Wikipedia editors are always on the prowl for passages in articles that violate Wikipedia policy, such as its ban on bias. Editors use the discussion pages to report these sightings, and reading the back and forth makes it clear that editors take this task very seriously.
On one discussion page is the comment: "I am not sure that it does not present an entirely Eurocentric view, nor can I see that it is sourced sufficiently well so as to be reliable."
Does it address a polarizing topic from politics or religion? Hardly. The article was about kittens. The editor was objecting to the statement that most people think kittens are cute.
These debates are not the only treasures in the discussion pages. You can learn a lot of stray facts, facts that an editor didn't think were important enough for the main article. For example, in the discussion accompanying the article about diets, it's noted that potatoes, eaten raw, can be poisonous. The National Potato Council didn't believe this when asked about it last week, but later called back to say that it was true, on account of the solanine in potatoes. Of course, you'd have to eat many sackfuls of raw potatoes to be done in by them.

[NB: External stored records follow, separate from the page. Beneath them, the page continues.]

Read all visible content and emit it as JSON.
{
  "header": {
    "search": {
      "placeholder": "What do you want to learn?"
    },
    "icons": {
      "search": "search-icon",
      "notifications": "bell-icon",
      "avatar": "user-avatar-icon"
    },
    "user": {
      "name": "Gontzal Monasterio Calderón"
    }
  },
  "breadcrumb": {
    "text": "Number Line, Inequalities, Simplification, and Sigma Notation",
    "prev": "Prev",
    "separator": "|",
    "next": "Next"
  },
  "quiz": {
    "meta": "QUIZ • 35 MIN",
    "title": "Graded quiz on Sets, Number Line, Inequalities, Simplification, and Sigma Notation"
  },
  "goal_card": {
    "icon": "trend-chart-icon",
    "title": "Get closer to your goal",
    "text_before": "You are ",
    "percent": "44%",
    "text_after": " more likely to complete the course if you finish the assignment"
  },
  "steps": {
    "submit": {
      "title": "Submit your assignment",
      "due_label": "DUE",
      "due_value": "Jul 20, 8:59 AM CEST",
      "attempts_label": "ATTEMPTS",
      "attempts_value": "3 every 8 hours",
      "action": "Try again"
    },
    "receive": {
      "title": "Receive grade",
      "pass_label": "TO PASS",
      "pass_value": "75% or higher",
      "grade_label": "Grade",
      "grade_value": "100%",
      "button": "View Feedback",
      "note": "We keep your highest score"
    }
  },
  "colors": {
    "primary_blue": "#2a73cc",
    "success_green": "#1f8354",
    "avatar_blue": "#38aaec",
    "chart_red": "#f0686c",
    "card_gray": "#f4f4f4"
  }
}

The discussion about "biography" included random facts from sundry biographies, including that Marshall McLuhan believed his ideas about mass media and the rest to have been inspired by the Virgin Mary. This is true, said McLuhan biographer Philip Marchand. (Mr. Marchand also said McLuhan believed that a global conspiracy of Freemasons was seeking to hinder his career.)
Remember, though, this is Wikipedia, and while it tends to get things right in the long run, it can goof up along the way. A "tomato" article contained a lyrical description of the Carolina breed, said to be "first noted by Italian monk Giacomo Tiramisunelli" and "considered a rare delicacy amongst tomato-connoisseurs."
That's all a complete fabrication, said Roger Chetelat, tomato expert at the University of California, Davis. While now gone from Wikipedia, the passage was there long enough for "Giacomo Tiramisunelli" to turn up now in search engines as a key figure in tomato history.
Wikipedia is very self-aware. It has a Wikipedia article about Wikipedia. But this meta-analysis doesn't extend to "Wikipedia discussions." No article on the topic exists. Search for "discussion," and you are sent to "debate."
But, naturally, that's controversial. The discussion page about debate includes a debate over whether "discussion" and "debate" are synonymous. Emotions run high; the inability to distinguish the two, said one participant, is "one of the problems with Western Society."
Maybe I have been reading too many Wikipedia discussion pages, but I can see the point.